Seit Anfang der Neunziger unterstützen die Wildbells das Football-Team der Munich Cowboys - auch wenn die Zuschauer schwinden.

Von Christoph Leischwitz, München

Es war ein Albtraum, der Heike Timper die Augen öffnete: Die Munich Nightmares spielten damals im Dantestadion. "Ich fand die Atmosphäre super, viel besser als beim Fußball", sagt sie. Irgendwann wurde es zum Ritual, sich die Heimspiele der Munich Cowboys anzusehen. Es war Anfang der 1990er Jahre, American Football boomte, Timper traf zunehmend auf Gleichgesinnte, immer öfter auch auswärts. "Dann können wir doch auch einen Fanklub gründen", hieß es irgendwann.

Im Dantestadion, dem Wohnzimmer der Cowboys, haben die Fans dann während eines Spiels Namensvorschläge gesammelt und darüber abgestimmt.
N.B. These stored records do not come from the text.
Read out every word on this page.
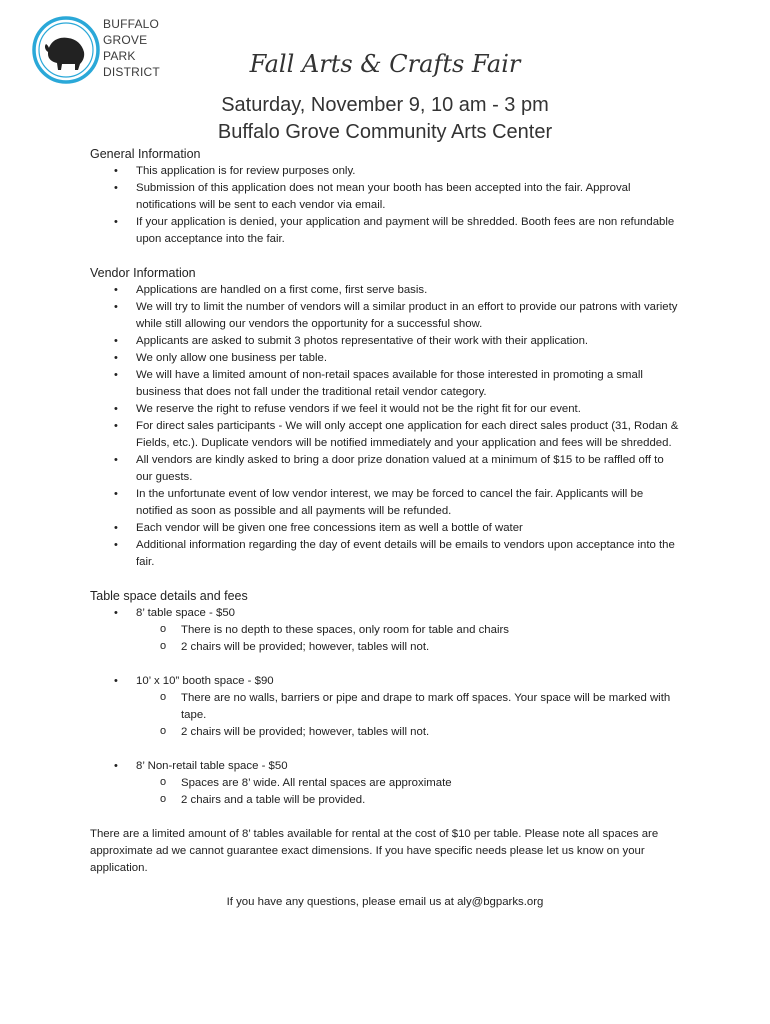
BUFFALO
GROVE
PARK
DISTRICT	Fall Arts & Crafts Fair
Saturday, November 9, 10 am - 3 pm
Buffalo Grove Community Arts Center
General Information
• This application is for review purposes only.
• Submission of this application does not mean your booth has been accepted into the fair. Approval notifications will be sent to each vendor via email.
• If your application is denied, your application and payment will be shredded. Booth fees are non refundable upon acceptance into the fair.
Vendor Information
• Applications are handled on a first come, first serve basis.
• We will try to limit the number of vendors will a similar product in an effort to provide our patrons with variety while still allowing our vendors the opportunity for a successful show.
• Applicants are asked to submit 3 photos representative of their work with their application.
• We only allow one business per table.
• We will have a limited amount of non-retail spaces available for those interested in promoting a small business that does not fall under the traditional retail vendor category.
• We reserve the right to refuse vendors if we feel it would not be the right fit for our event.
• For direct sales participants - We will only accept one application for each direct sales product (31, Rodan & Fields, etc.). Duplicate vendors will be notified immediately and your application and fees will be shredded.
• All vendors are kindly asked to bring a door prize donation valued at a minimum of $15 to be raffled off to our guests.
• In the unfortunate event of low vendor interest, we may be forced to cancel the fair. Applicants will be notified as soon as possible and all payments will be refunded.
• Each vendor will be given one free concessions item as well a bottle of water
• Additional information regarding the day of event details will be emails to vendors upon acceptance into the fair.
Table space details and fees
• 8’ table space - $50
o There is no depth to these spaces, only room for table and chairs
o 2 chairs will be provided; however, tables will not.
• 10’ x 10” booth space - $90
o There are no walls, barriers or pipe and drape to mark off spaces. Your space will be marked with tape.
o 2 chairs will be provided; however, tables will not.
• 8’ Non-retail table space - $50
o Spaces are 8’ wide. All rental spaces are approximate
o 2 chairs and a table will be provided.
There are a limited amount of 8’ tables available for rental at the cost of $10 per table. Please note all spaces are approximate ad we cannot guarantee exact dimensions. If you have specific needs please let us know on your application.
If you have any questions, please email us at aly@bgparks.org
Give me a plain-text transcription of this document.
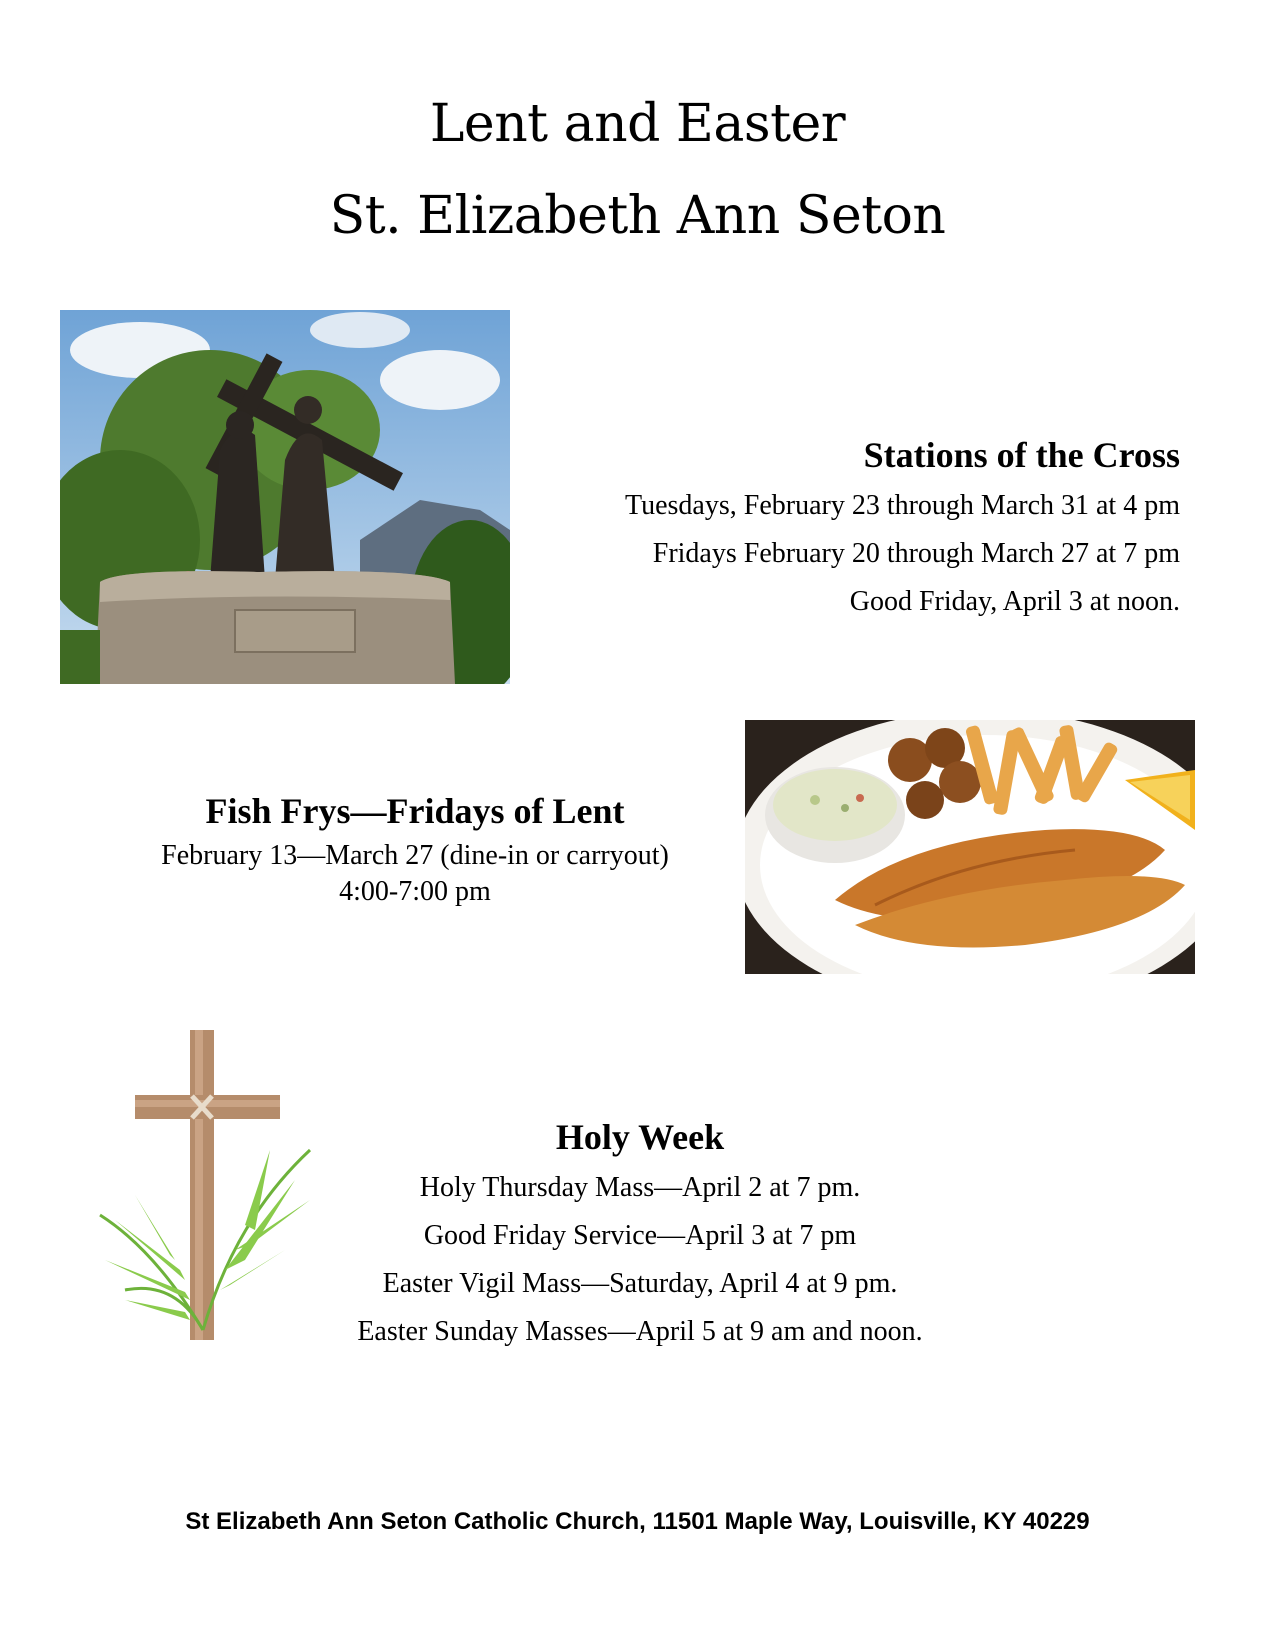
Lent and Easter
St. Elizabeth Ann Seton
Stations of the Cross
Tuesdays, February 23 through March 31 at 4 pm
Fridays February 20 through March 27 at 7 pm
Good Friday, April 3 at noon.
Fish Frys—Fridays of Lent
February 13—March 27 (dine-in or carryout)
4:00-7:00 pm
Holy Week
Holy Thursday Mass—April 2 at 7 pm.
Good Friday Service—April 3 at 7 pm
Easter Vigil Mass—Saturday, April 4 at 9 pm.
Easter Sunday Masses—April 5 at 9 am and noon.
St Elizabeth Ann Seton Catholic Church, 11501 Maple Way, Louisville, KY 40229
Schon damals waren immer mal wieder Kuhglocken von der Haupttribüne zu hören gewesen, die die Cowboys anfeuern sollten. Wohl deshalb entschied sich eine Mehrheit für den Namen "Wildbells".
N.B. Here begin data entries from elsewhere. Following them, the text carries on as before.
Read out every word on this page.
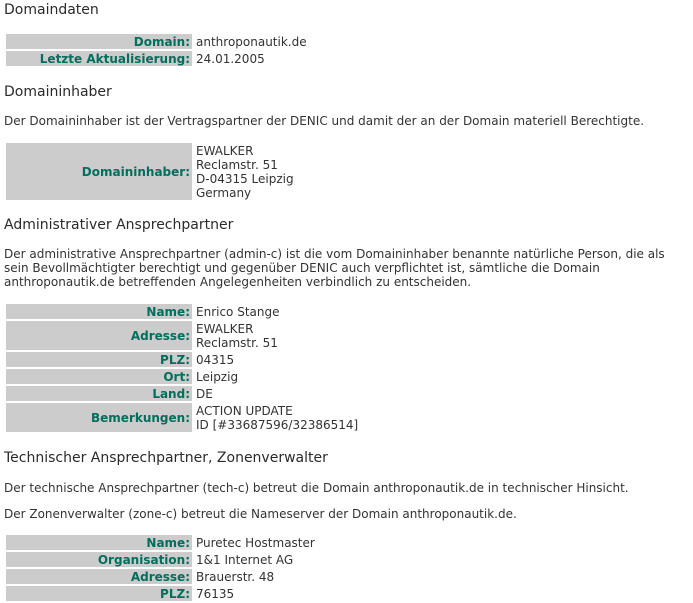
Domaindaten
Domain:	anthroponautik.de

Letzte Aktualisierung:	24.01.2005
Domaininhaber

Der Domaininhaber ist der Vertragspartner der DENIC und damit der an der Domain materiell Berechtigte.

Domaininhaber:	
EWALKER
Reclamstr. 51
D-04315 Leipzig
Germany
Administrativer Ansprechpartner

Der administrative Ansprechpartner (admin-c) ist die vom Domaininhaber benannte natürliche Person, die als sein Bevollmächtigter berechtigt und gegenüber DENIC auch verpflichtet ist, sämtliche die Domain anthroponautik.de betreffenden Angelegenheiten verbindlich zu entscheiden.

Name:	Enrico Stange

Adresse:	EWALKER
Reclamstr. 51

PLZ:	04315

Ort:	Leipzig

Land:	DE

Bemerkungen:	ACTION UPDATE
ID [#33687596/32386514]
Technischer Ansprechpartner, Zonenverwalter

Der technische Ansprechpartner (tech-c) betreut die Domain anthroponautik.de in technischer Hinsicht.

Der Zonenverwalter (zone-c) betreut die Nameserver der Domain anthroponautik.de.

Name:	Puretec Hostmaster

Organisation:	1&1 Internet AG

Adresse:	Brauerstr. 48

PLZ:	76135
"Defense go", "First Down Muniiiiich Cowboys". Und dazu eben die Kuhglocken. Es sind immer wiederkehrende Geräusche auf der Haupttribüne des Dantestadions, Jahrzehnte alte, akustische Rituale. Timper ist so gut wie immer dabei, und sie hat logischerweise einen recht zeitlosen Blick auf das, was unten auf dem Rasen passiert. "Jetzt hyped es gerade wieder", sagt sie. Football ist dank Free-TV-Übertragungen wieder etwas angesagter.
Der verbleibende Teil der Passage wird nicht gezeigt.